Joining a raft of companies slashing costs to survive a slump in spending, AT&T said on Thursday it will cut the jobs over the remainder of 2008 and 2009, and take a charge of about $600 million in this year's fourth quarter for severance.
The carrier also plans to cut its 2009 capital spending from this year's levels, though spending plans have not been finalized. AT&T said it would provide details in late January.
The cuts come as phone companies struggle with declining land line sales, as more consumers switch to wireless or alternative, cheaper services offered by cable and Internet companies. AT&T cited "economic pressures, a changing business mix and a more streamlined organizational structure."
The move follows AT&T's April announcement of 4,600 job cuts, mostly in management, as well as a three-year plan disclosed at the end of last year to cut 10,000 jobs.
Credit Suisse analyst Chris Larsen forecast the company would spend $17 billion in 2009, down 12 per cent from 2008 levels.
"The job cuts should not be surprising given the weakening trends in the residential wireline business," he said.
UBS analyst John Hodulik saw the move in a positive light, saying it would help AT&T preserve its cash position.

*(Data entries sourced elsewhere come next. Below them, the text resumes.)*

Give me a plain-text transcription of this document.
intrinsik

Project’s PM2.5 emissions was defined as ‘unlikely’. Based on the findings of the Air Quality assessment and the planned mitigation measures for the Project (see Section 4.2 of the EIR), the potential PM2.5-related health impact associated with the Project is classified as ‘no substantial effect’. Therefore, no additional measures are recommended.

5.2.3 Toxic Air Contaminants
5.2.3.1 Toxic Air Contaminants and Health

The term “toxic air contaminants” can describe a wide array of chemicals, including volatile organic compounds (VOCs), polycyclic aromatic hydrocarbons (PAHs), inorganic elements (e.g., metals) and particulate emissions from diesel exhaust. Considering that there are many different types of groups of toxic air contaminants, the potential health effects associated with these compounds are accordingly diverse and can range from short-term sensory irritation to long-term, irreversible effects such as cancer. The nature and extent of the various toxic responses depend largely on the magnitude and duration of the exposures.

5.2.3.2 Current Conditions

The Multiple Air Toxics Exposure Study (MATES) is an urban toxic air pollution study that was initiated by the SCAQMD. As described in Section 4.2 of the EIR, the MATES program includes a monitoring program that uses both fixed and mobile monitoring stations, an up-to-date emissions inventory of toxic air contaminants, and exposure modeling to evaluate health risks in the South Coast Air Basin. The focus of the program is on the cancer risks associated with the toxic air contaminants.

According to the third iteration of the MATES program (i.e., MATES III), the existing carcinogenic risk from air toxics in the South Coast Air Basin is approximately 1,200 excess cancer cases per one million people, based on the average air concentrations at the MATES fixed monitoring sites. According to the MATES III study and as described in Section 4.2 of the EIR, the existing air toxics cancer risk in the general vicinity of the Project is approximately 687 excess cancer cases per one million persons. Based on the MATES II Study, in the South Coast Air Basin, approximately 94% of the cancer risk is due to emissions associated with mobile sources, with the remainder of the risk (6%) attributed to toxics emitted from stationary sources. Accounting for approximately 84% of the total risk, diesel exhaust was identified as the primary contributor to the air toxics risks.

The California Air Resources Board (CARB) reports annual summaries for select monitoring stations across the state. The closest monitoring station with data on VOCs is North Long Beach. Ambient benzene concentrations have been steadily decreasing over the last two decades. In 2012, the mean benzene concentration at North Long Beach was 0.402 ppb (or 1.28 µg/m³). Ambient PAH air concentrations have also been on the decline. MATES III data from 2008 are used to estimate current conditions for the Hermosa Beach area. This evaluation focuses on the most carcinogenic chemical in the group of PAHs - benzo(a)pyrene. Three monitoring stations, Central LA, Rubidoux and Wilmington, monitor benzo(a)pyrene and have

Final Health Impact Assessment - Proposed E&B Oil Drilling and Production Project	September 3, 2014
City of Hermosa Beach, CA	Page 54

"While the weak macro environment is taking its toll on the business, we believe the cuts show the large telcos ... have levers they can pull to partially offset the effects of the slowdown," he said.
NOT ALONE
AT&T is just one of several technology and media companies looking to slash costs to survive. Viacom Inc said on Thursday it would eliminate 7 per cent of its workforce, or 850 jobs, while Adobe Systems announced a day earlier that it would eliminate 8 per cent of its staff, or 600 jobs.
Data released on Thursday showed that US factory orders plunged 5.1 per cent in October, underscoring weakening demand as the economy grinds through recession.
Adding to poor sentiment in the technology industry, chipmaker Advanced Micro Devices warned that fourth-quarter revenue would be weaker than expected.